Enviada em 09/11/2022
A revolução técnico-científica-informacional, ocorrida no século XX, trouxe diversos avanços para o mundo, podendo receber destaque os computadores. Assim sendo, os aparelhos eletrônicos, atualmente, se fazem presentes em quase todos os ambientes, sendo um deles, a escola. Entretanto, o ambiente escolar se encontra em uma situação de despreparo estrutural e pedagógico para introduzir a tecnologia em parceria a educação. Ademais, a pouca abrangência midiática sobre as desvantagens de aparelhos eletrônicos nas salas de aula é um impulsionador do problema.
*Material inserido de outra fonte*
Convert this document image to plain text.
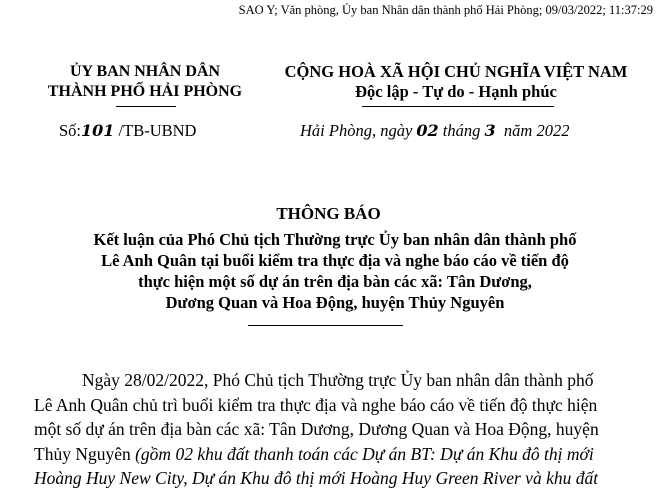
SAO Y; Văn phòng, Ủy ban Nhân dân thành phố Hải Phòng; 09/03/2022; 11:37:29
ỦY BAN NHÂN DÂN
THÀNH PHỐ HẢI PHÒNG
CỘNG HOÀ XÃ HỘI CHỦ NGHĨA VIỆT NAM
Độc lập - Tự do - Hạnh phúc
Số:101 /TB-UBND	Hải Phòng, ngày 02 tháng 3 năm 2022
THÔNG BÁO
Kết luận của Phó Chủ tịch Thường trực Ủy ban nhân dân thành phố
Lê Anh Quân tại buổi kiểm tra thực địa và nghe báo cáo về tiến độ
thực hiện một số dự án trên địa bàn các xã: Tân Dương,
Dương Quan và Hoa Động, huyện Thủy Nguyên
Ngày 28/02/2022, Phó Chủ tịch Thường trực Ủy ban nhân dân thành phố
Lê Anh Quân chủ trì buổi kiểm tra thực địa và nghe báo cáo về tiến độ thực hiện
một số dự án trên địa bàn các xã: Tân Dương, Dương Quan và Hoa Động, huyện
Thủy Nguyên (gồm 02 khu đất thanh toán các Dự án BT: Dự án Khu đô thị mới
Hoàng Huy New City, Dự án Khu đô thị mới Hoàng Huy Green River và khu đất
Conforme Immanuel Kant, filósofo alemão, o ser-humano é aquilo que a educação faz dele. Logo, é notória a importância da educação de qualidade. Entretanto, para acompanhar a realidade do mundo contemporâneo, as instituições de ensino devem oferecer contato com aparelhos eletrônicos, especialmente computadores, em ambientes específicos como laboratórios de informática, de forma a agregar os estudos dos jovens. Todavia, o Estado não oferece recursos às escolas para que estas tenham capacidade de oferecer aos estudantes a integração tecnológica e educacional.
Em adição a isso, a mídia deve oferecer à população a informação dos malefícios do uso de notebooks e aparelhos similares nas salas de aula, que não são preparadas para seu uso. De acordo com Djamila Ribeiro, escritora e filósofa, é preciso tirar uma situação da invisibilidade e atuar sobre ela para que soluções sejam promovidas.
Portanto, o Ministério da Educação deve investir na estrutura tecnológica das escolas, por meio de redirecionamento de verbas, para que a tecnologia possa ser atrelada à educação de forma positiva. Como também, a mídia brasileira tem que disseminar o conhecimento, através das redes sociais, sobre os malefícios de telas em ambientes escolares despreparados e impróprios para o uso, para assim, os jovens terem a oportunidade de obter uma educação ideal que os prepare para o mundo atual.